Saturday, March 11, 2006

Author Compromised By Fiddle Passion

I can't believe I did this. But today I went against all my principles and bought The Daily Telegraph. It's a newspaper that I feel takes a political stance light years away from anything I find vaguely acceptable. But today was different, because - dreadful admission - I fell for the special offer.

How could I not? It was a 'free' DVD of INTERMEZZO. This movie, dating from somewhere in the 1940s, was Ingrid Bergman's first English-language film and it stars Leslie Howard as a famous Swedish violinist who falls in love with his daughter's piano teacher (Bergman). The first time I saw it was on TV one afternoon during the half-term holidays. I was about 16. My mother came home from work five minutes after it finished and gazed aghast at my red eyes and the heap of tissues on the floor. I had to explain that I'd just seen this movie where.......

But the ultimate pull of INTERMEZZO, for me, is the last word in slidey violins: a sound-track featuring Toscha Seidel. Seidel was a classmate of Heifetz's, studying with Auer: while Heifetz was described as the angel, Seidel was the devil. Guess which one has the hot sound, the burning tone, the passion that sings out that bit too far? Heifetz, beside Seidel, sounds cool as the proverbial cucumber.

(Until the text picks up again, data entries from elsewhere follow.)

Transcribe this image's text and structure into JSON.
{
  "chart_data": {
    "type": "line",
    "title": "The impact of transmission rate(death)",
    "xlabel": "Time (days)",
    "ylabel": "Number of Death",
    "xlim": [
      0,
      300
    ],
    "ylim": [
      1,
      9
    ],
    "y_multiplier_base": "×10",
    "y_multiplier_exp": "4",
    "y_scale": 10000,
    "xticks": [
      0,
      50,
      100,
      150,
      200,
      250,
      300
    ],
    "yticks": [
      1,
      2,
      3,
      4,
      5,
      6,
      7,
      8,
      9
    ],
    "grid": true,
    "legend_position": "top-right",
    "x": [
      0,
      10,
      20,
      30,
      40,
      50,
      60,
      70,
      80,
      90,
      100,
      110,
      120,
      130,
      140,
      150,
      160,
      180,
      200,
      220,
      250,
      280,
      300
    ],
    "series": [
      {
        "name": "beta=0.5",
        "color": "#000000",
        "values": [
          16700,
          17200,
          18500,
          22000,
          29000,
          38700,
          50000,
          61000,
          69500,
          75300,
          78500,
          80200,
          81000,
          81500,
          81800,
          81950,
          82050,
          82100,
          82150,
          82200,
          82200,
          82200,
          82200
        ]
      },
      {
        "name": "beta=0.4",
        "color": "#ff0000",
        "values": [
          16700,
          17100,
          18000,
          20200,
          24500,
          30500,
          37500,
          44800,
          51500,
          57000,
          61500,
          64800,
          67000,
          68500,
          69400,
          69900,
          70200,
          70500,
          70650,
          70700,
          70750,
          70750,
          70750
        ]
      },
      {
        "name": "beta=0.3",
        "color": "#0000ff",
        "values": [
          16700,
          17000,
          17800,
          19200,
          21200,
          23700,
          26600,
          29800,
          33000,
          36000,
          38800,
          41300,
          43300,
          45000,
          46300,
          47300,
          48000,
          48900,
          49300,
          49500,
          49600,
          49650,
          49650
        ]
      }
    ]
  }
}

Toscha had some measure of success, but was constantly overshadowed by Jascha's - though a song by George and Ira Gershwin about a bunch of leading violinists went 'Mischa, Jascha, Toscha, Sascha, we're four fiddlers three!' Seidel ended up in Hollywood, like so many amazing European musicians; and he recorded Korngold's suite from 'Much Ado About Nothing' with the composer at the piano (available on Biddulph Records). If you love Korngold for his emotional generosity and overblown, sensual heart, you will love Seidel too; and if you love slidey violins, you will find none slidier. Naturally, with my fiddle fetish, I can't resist him for a moment.

So, dear friends and editors forgive me, I compromised my reputation by buying the Telegraph. Rest assured, however, that I did not read it.